Quem
tem filhos, sobrinhos, netos, quem trabalha com a infância e, sobretudo, quem
gosta de crianças, deseja que o tempo da meninice seja um período rico em oportunidades
de aprendizagem, para que os pequenos possam crescer e desenvolver-se. Precisamos,
no entanto, cuidar dos pequenos, para que se aventurem sem se machucar muito,
cuidar do que comem, para que se alimentem adequadamente, verificar se a roupa
está adequada para a temperatura, monitorar os programas que assistem, as
músicas que ouvem, os jogos que jogam.
Adultos
adoram dizer que na sua época as coisas eram diferentes, que não havia essas
músicas, esses programas, esses jogos. Essa é uma ideia mais ou menos verdadeira,
pois as crianças “na nossa época” eram igualmente curiosas, o que não tinha era
tanta oferta. O monitoramento era mais fácil pela escassez da oferta do que
pela falta de curiosidade.
É
preciso, no entanto, saber a diferença entre monitorar e engessar. Quando quebramos
uma perna, por exemplo, e se faz necessário colocar gesso, duas coisas
acontecem, a perna fica sem poder movimentar-se (o que é necessário para o
processo de cicatrização) e com a falta de ação os músculos perdem o trofismo e
ficam mais fracos. Fazendo uma analogia com a situação da perna fraturada, quando
cuidamos de nossas crianças “engessando” sua criatividade e curiosidade,
enfraquecemos muito suas possibilidades de aprendizagem real.
A
infância é o período da vida onde a fantasia tem uma dimensão importante para o
aprendizado. As crianças que sabem fantasiar têm a possibilidade de aprender
sobre as durezas da vida a partir da ficção.
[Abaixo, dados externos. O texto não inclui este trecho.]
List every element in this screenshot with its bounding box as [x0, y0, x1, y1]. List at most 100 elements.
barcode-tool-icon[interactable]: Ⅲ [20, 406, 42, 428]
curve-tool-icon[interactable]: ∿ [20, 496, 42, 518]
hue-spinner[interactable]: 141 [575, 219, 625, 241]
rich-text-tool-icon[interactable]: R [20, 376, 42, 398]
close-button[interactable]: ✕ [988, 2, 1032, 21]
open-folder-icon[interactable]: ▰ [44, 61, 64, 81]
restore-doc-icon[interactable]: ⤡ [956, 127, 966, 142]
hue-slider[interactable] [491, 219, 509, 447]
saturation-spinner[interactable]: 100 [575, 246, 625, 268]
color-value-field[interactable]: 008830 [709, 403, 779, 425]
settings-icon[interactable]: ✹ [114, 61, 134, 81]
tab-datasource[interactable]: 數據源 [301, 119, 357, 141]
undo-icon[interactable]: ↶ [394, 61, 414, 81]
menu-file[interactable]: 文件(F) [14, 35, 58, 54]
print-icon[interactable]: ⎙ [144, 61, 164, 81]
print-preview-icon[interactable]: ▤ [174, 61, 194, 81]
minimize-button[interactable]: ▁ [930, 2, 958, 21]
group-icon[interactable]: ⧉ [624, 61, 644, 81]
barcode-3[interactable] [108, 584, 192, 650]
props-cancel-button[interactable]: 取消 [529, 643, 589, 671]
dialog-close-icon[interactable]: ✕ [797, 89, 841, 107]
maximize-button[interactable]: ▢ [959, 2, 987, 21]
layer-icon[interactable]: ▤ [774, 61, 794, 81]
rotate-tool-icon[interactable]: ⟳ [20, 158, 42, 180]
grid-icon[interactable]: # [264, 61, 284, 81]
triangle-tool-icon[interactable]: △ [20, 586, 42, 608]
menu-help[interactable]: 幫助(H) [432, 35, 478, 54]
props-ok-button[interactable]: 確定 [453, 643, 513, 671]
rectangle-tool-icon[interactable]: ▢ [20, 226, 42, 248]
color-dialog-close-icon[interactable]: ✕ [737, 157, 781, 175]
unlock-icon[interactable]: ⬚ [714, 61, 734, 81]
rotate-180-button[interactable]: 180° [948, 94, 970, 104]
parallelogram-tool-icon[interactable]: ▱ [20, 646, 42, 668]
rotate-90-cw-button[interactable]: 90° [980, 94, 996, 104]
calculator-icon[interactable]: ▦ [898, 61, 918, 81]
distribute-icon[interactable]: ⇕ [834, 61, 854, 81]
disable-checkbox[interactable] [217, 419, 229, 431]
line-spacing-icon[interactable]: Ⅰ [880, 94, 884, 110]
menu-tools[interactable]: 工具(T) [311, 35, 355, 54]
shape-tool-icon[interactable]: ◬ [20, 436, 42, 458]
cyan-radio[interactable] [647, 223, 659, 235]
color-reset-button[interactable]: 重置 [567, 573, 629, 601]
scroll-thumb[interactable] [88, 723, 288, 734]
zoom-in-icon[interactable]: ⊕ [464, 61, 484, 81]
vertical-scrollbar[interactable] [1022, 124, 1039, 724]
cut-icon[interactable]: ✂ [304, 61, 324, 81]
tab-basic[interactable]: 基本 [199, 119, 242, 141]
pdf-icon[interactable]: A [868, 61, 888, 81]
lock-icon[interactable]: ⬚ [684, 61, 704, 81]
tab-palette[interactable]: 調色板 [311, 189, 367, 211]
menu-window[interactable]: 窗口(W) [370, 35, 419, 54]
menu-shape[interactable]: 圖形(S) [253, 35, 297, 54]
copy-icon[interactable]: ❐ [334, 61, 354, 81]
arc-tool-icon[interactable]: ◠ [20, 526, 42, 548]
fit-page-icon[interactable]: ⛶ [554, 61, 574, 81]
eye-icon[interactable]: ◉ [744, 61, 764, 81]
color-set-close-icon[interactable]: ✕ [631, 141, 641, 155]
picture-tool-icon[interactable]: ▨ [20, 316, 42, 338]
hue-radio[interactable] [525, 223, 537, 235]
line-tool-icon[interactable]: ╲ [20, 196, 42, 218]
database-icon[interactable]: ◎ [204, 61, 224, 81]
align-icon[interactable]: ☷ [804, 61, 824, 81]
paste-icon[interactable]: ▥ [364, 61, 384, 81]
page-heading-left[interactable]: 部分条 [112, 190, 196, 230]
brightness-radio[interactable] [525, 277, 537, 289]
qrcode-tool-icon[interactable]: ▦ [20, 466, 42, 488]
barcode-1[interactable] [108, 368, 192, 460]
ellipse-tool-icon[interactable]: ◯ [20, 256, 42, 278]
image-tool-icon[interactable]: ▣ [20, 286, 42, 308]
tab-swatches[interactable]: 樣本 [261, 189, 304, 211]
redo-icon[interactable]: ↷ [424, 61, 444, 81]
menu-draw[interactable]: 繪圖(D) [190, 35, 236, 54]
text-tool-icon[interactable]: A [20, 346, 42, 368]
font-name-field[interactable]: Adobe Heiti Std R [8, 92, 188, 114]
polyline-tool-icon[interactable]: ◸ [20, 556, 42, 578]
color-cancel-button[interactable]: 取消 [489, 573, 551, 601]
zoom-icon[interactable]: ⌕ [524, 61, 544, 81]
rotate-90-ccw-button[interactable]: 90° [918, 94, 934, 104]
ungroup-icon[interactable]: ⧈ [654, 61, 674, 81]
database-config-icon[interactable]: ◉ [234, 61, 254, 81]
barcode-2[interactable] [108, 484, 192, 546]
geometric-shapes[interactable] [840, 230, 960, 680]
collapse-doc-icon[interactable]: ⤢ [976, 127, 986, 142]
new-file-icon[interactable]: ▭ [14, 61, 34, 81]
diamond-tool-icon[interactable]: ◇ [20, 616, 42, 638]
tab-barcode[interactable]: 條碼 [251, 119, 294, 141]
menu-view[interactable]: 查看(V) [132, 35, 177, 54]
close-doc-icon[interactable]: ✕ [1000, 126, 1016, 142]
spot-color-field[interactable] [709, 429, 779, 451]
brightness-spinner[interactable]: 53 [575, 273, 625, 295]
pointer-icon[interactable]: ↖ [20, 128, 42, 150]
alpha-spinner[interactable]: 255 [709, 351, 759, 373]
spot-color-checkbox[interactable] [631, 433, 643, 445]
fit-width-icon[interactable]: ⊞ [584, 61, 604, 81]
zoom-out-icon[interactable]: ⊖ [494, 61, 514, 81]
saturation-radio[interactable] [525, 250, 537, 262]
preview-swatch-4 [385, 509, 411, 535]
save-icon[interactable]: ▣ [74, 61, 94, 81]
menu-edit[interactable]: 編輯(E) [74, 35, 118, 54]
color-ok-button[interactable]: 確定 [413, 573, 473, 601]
A literatura infantil, por
exemplo, é um terreno seguro para vivenciar experiências difíceis, para
aprender a ter empatia, para saber que não podemos tudo, que o mau pode ser
vencido.
A
criança, porém, questiona. E o adulto, muitas vezes, não se sente confortável
com as perguntas - e responde-las também toma tempo -, por vezes é necessário
admitir que não sabemos tudo sobre tudo no mundo. E como é difícil para os
adultos admitir não saber tudo sobre tudo! Tão difícil quanto compreender que tirar
da vida das crianças aquilo que lhes perturba enquanto adultos, por não saber
como lidar com as perguntas, com as inquietações, é limitar o aprendizado, é
engessar o pensamento, mas não é, de modo algum, proteger.
Uma
criança que não sabe que cachorros podem morder, estenderá a mão para acariciar
todos os cães e poderá se machucar. Uma criança que não sabe que os carros não
irão parar porque ela quer atravessar a rua, morrerá atropelada. Uma criança
que não tem ideia que o próximo passo pode leva-la penhasco abaixo e que isso
será fatal, se lançará sem medo nessa aventura.
Adultos precisam
ensinar as crianças a diferença entre fantasia e realidade, mas para isso não
precisam tirar a fantasia da vida dos pequenos, fazendo-os viver apenas a
realidade. Gilbert Chesterton disse certa vez que os “contos de fada não dizem
às crianças que dragões existem. Crianças já sabem que dragões existem. Contos
de fada dizem às crianças que dragões podem ser mortos".
Ao contrário do
que muitos pensam, uma infância sem fantasia, sem uma literatura para a
infância que lhes mostre que monstros, dragões, bruxas más, lobos maus, zumbis
e outros tantos seres podem ser vencidos, presos ou castigados, deixa nossos
pequenos frágeis, expostos a lobos maus, bruxas más, vampiros e zumbis do mundo
real, que andam sempre muito bem disfarçados de bons seres humanos.